The office charged with determining safe drinking water standards would be slashed by half. (Think Flint, Michigan.) Many Superfund cleanups will be halted due to a 25 percent hack of its budget. Trump would stop the cleanups of the Chesapeake Bay, Great Lakes and Puget Sound and end funding of the Energy Star Program that helps you and me choose energy-efficient appliances.

Since funding of climate science is “a waste of your money,” according to Office of Management and Budget Director Mick Mulvaney, NASA’s Earth-Science Research grants will be cut by $59 million and the National Oceanic and Atmospheric Administration’s budget will be cut by 20 percent. Both have provided the essentials for our understanding of rapidly developing global warming due to human burning of fossil fuels.

To ensure that we are equally ignorant about the cause and effects of global warming, Trump is ending research on climate change-induced hurricanes in the South, limiting funding of the study of tsunamis on the West Coast and shrinking support of the NASA weather satellite program. The administration doesn’t want to know too much about the chaos it is causing.

Trump will not fulfill Rick Perry’s dream of eliminating the Department of Energy, but he will rid it of any programs to support green energy, including its energy-innovation research and development lab, and many of the loan-guarantee programs that support renewable-energy companies.

Proceeding independently, Trump has ordered the EPA to dismantle President Obama’s Clean Power Plan designed to cut emissions.

Of course, Donald Trump is not an environmentalist. And he is lying when he denies climate science. It is deliberate self-interested misinformation to prop up the reign of the fossil fuel industry in which he and his closest advisers and cabinet members are deeply invested. Lies are a necessary ingredient for the powerful intent on using public resources for an agenda — expanded production and burning of coal, gas and oil — that endangers us all.

On Saturday, I will join a bunch of other folks in Northampton at the March for Truth in the age of Trump. Each of us will have a particular truth to declare.
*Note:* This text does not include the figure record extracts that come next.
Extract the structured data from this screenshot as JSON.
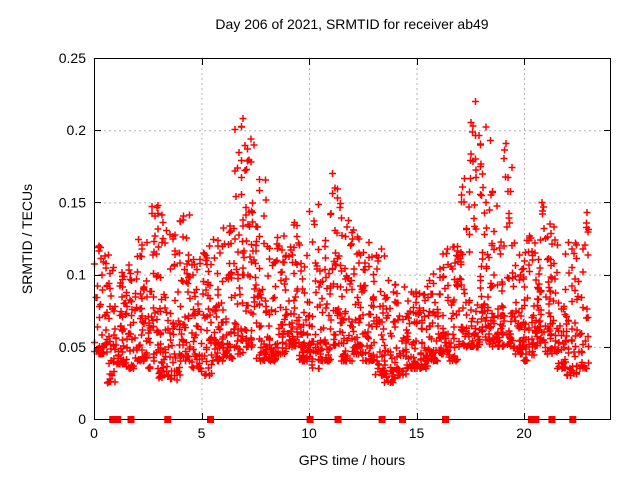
{
  "chart_data": {
    "type": "scatter",
    "title": "Day 206 of 2021, SRMTID for receiver ab49",
    "xlabel": "GPS time / hours",
    "ylabel": "SRMTID / TECUs",
    "xlim": [
      0,
      24
    ],
    "ylim": [
      0,
      0.25
    ],
    "xticks": [
      0,
      5,
      10,
      15,
      20
    ],
    "xtick_labels": [
      "0",
      "5",
      "10",
      "15",
      "20"
    ],
    "yticks": [
      0,
      0.05,
      0.1,
      0.15,
      0.2,
      0.25
    ],
    "ytick_labels": [
      "0",
      "0.05",
      "0.1",
      "0.15",
      "0.2",
      "0.25"
    ],
    "grid": true,
    "legend_position": "none",
    "colors": {
      "marker": "#ff0000",
      "grid": "#b3b3b3",
      "axis": "#000000",
      "background": "#ffffff"
    },
    "marker": {
      "symbol": "plus",
      "size": 7
    },
    "zero_marker": {
      "symbol": "square",
      "size": 7
    },
    "zero_marker_hours": [
      0.87,
      0.95,
      1.03,
      1.1,
      1.72,
      3.43,
      5.42,
      10.05,
      11.35,
      13.4,
      14.35,
      16.35,
      20.35,
      20.55,
      21.3,
      22.27
    ],
    "density_profile_columns": [
      "hour_start",
      "hour_end",
      "n_points",
      "y_min",
      "y_max"
    ],
    "density_profile": [
      [
        0.0,
        0.5,
        32,
        0.045,
        0.125
      ],
      [
        0.5,
        1.0,
        46,
        0.025,
        0.115
      ],
      [
        1.0,
        1.5,
        46,
        0.038,
        0.105
      ],
      [
        1.5,
        2.0,
        42,
        0.035,
        0.11
      ],
      [
        2.0,
        2.5,
        46,
        0.04,
        0.125
      ],
      [
        2.5,
        3.0,
        46,
        0.035,
        0.148
      ],
      [
        3.0,
        3.5,
        46,
        0.028,
        0.148
      ],
      [
        3.5,
        4.0,
        42,
        0.027,
        0.138
      ],
      [
        4.0,
        4.5,
        46,
        0.04,
        0.142
      ],
      [
        4.5,
        5.0,
        42,
        0.035,
        0.118
      ],
      [
        5.0,
        5.5,
        42,
        0.03,
        0.122
      ],
      [
        5.5,
        6.0,
        46,
        0.04,
        0.128
      ],
      [
        6.0,
        6.5,
        46,
        0.042,
        0.138
      ],
      [
        6.5,
        7.0,
        52,
        0.045,
        0.212
      ],
      [
        7.0,
        7.5,
        52,
        0.05,
        0.198
      ],
      [
        7.5,
        8.0,
        46,
        0.04,
        0.168
      ],
      [
        8.0,
        8.5,
        46,
        0.04,
        0.122
      ],
      [
        8.5,
        9.0,
        42,
        0.045,
        0.132
      ],
      [
        9.0,
        9.5,
        46,
        0.05,
        0.142
      ],
      [
        9.5,
        10.0,
        46,
        0.04,
        0.122
      ],
      [
        10.0,
        10.5,
        46,
        0.035,
        0.152
      ],
      [
        10.5,
        11.0,
        42,
        0.04,
        0.142
      ],
      [
        11.0,
        11.5,
        46,
        0.05,
        0.172
      ],
      [
        11.5,
        12.0,
        46,
        0.04,
        0.138
      ],
      [
        12.0,
        12.5,
        46,
        0.045,
        0.132
      ],
      [
        12.5,
        13.0,
        42,
        0.04,
        0.126
      ],
      [
        13.0,
        13.5,
        42,
        0.03,
        0.122
      ],
      [
        13.5,
        14.0,
        36,
        0.025,
        0.102
      ],
      [
        14.0,
        14.5,
        36,
        0.03,
        0.098
      ],
      [
        14.5,
        15.0,
        46,
        0.035,
        0.092
      ],
      [
        15.0,
        15.5,
        46,
        0.035,
        0.096
      ],
      [
        15.5,
        16.0,
        42,
        0.04,
        0.102
      ],
      [
        16.0,
        16.5,
        46,
        0.045,
        0.118
      ],
      [
        16.5,
        17.0,
        42,
        0.04,
        0.122
      ],
      [
        17.0,
        17.5,
        46,
        0.05,
        0.168
      ],
      [
        17.5,
        18.0,
        52,
        0.05,
        0.222
      ],
      [
        18.0,
        18.5,
        52,
        0.05,
        0.205
      ],
      [
        18.5,
        19.0,
        46,
        0.05,
        0.158
      ],
      [
        19.0,
        19.5,
        46,
        0.05,
        0.202
      ],
      [
        19.5,
        20.0,
        46,
        0.045,
        0.132
      ],
      [
        20.0,
        20.5,
        46,
        0.04,
        0.128
      ],
      [
        20.5,
        21.0,
        46,
        0.05,
        0.152
      ],
      [
        21.0,
        21.5,
        46,
        0.045,
        0.138
      ],
      [
        21.5,
        22.0,
        42,
        0.035,
        0.122
      ],
      [
        22.0,
        22.5,
        42,
        0.03,
        0.128
      ],
      [
        22.5,
        23.0,
        32,
        0.035,
        0.152
      ]
    ]
  }
}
But our joint demand is to base our country’s actions on honesty and support public, not corporate, welfare. By those standards the U.S. should uphold the climate agreement and work to fulfill our obligation.

Marty Nathan, MD, is a mother and grandmother who lives in Northampton and works at Baystate Brightwood Health Center in Springfield’s North End. She is a steering committee member of Climate Action NOW.